Причину лесного страха чаще всего уловить невозможно. Иногда идешь по светящейся во тьме дороге, по которой ты уже шел как-то ночью и ничего нехорошего тогда не испытывал, а тут вдруг начинаешь ловить себя на том, что тебе хочется повернуть голову назад или остановиться и прислушаться: не спешит ли кто за тобой, не слышно ли треска в кустах? Какие-то невнятные звуки роятся над тобой, в полете светляков чудится что-то угрюмо-колдовское. При всем этом ты почти уверен, что сейчас в лесу нет другого человека, кроме тебя, что к тебе наверняка не выйдет никакой зверь, разве что малая птаха вдруг сорвется почти из-под ног, и ей-то не смешно испугаться, а тебе, такому большому, — вроде бы смешно.
Страх тем не менее все растет и растет в тебе, ты убыстряешь шаг, тщетно пытаешься петь что-нибудь бодрое про себя (ни-ни вслух!), спина и затылок в напряжении, сердце ходит в груди сдавленными, томительными толчками. И вдруг, когда тебе кажется, что ты сейчас не выдержишь и побежишь, страх неизвестно куда исчезает, и тебя постепенно заполняет такое восторженное, освобожденное, победительное чувство, такое полное доверие к этим смутным кустам, к этим темным кронам, к этому доброму бормотанию ночного жука, ко всему сладко спящему лесу, что ты готов и сам лечь здесь спать — под первым попавшимся лиственным навесом.

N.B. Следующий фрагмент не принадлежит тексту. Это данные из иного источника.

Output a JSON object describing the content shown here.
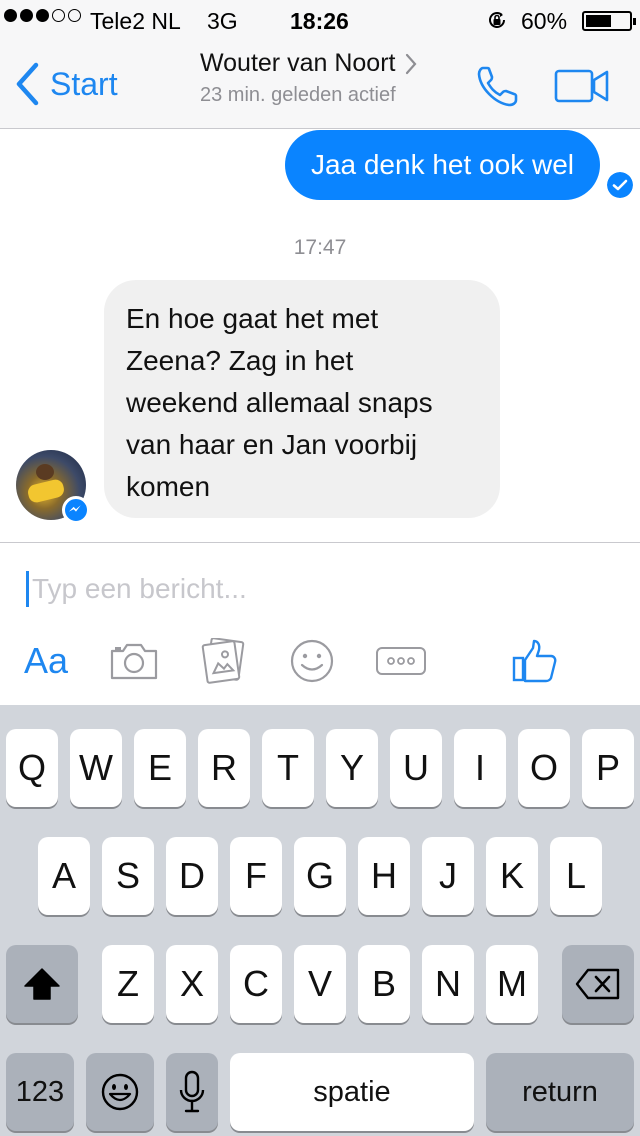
{
  "status_bar": {
    "carrier": "Tele2 NL",
    "network": "3G",
    "time": "18:26",
    "battery": "60%",
    "battery_level": 0.6,
    "signal_bars_filled": 3,
    "signal_bars_total": 5,
    "icons": [
      "signal-dots",
      "orientation-lock-icon",
      "battery-icon"
    ]
  },
  "header": {
    "back_label": "Start",
    "contact_name": "Wouter van Noort",
    "presence": "23 min. geleden actief",
    "icons": [
      "chevron-left-icon",
      "chevron-right-icon",
      "phone-icon",
      "video-camera-icon"
    ],
    "accent_color": "#1e87f0"
  },
  "conversation": {
    "outgoing": {
      "text": "Jaa denk het ook wel",
      "status": "seen-check-icon",
      "color": "#0a84ff"
    },
    "timestamp": "17:47",
    "incoming": {
      "lines": [
        "En hoe gaat het met",
        "Zeena? Zag in het",
        "weekend allemaal snaps",
        "van haar en Jan voorbij",
        "komen"
      ],
      "avatar": "avatar",
      "badge": "messenger-icon",
      "color": "#f0f0f0"
    }
  },
  "composer": {
    "placeholder": "Typ een bericht...",
    "value": "",
    "text_button": "Aa",
    "tools": [
      "camera-icon",
      "photo-gallery-icon",
      "emoji-icon",
      "more-icon",
      "like-icon"
    ]
  },
  "keyboard": {
    "row1": [
      "Q",
      "W",
      "E",
      "R",
      "T",
      "Y",
      "U",
      "I",
      "O",
      "P"
    ],
    "row2": [
      "A",
      "S",
      "D",
      "F",
      "G",
      "H",
      "J",
      "K",
      "L"
    ],
    "row3": [
      "Z",
      "X",
      "C",
      "V",
      "B",
      "N",
      "M"
    ],
    "numbers_label": "123",
    "space_label": "spatie",
    "return_label": "return",
    "icons": [
      "shift-icon",
      "backspace-icon",
      "emoji-keyboard-icon",
      "microphone-icon"
    ]
  }
}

Отныне и навсегда я ничего не побоюсь в ночном лесу, думаешь ты. Отныне я окончательно победил это глупое, недостойное мужчины ощущение страха.
Но как-нибудь в другой раз окажется, что ты думал слишком самонадеянно. И даже не ночью придет он к тебе, а среди дня, когда над лесными верхами солнце палит. Правда, дневной страх — обычно мгновенный, да и причины его почти всегда просты и очевидны.
Помню, однажды я испугался, когда метрах в пятнадцати от меня, за густым ельником вдруг заскрипела на ржавых петлях дверь. Первое чувство было такое, что где-то тут приютилась самая настоящая ведьмина избенка, и вот патлатая хозяйка решила проведать, кто это запоролся в ее угодья. Подойдя ближе к месту, откуда раздался неприятный звук, я, конечно, сразу сообразил, что это при порыве верхового ветра ерзает дерево о дерево: одно прямое, а второе когда-то собралось упасть, да первое его поддержало, и теперь они стоят в обнимку, а при ветре трутся стволом об ствол. Но хорошо, что я был тут днем, когда имелась возможность подойти и разглядеть. И улыбнуться тому, насколько живы еще во мне образы сказок.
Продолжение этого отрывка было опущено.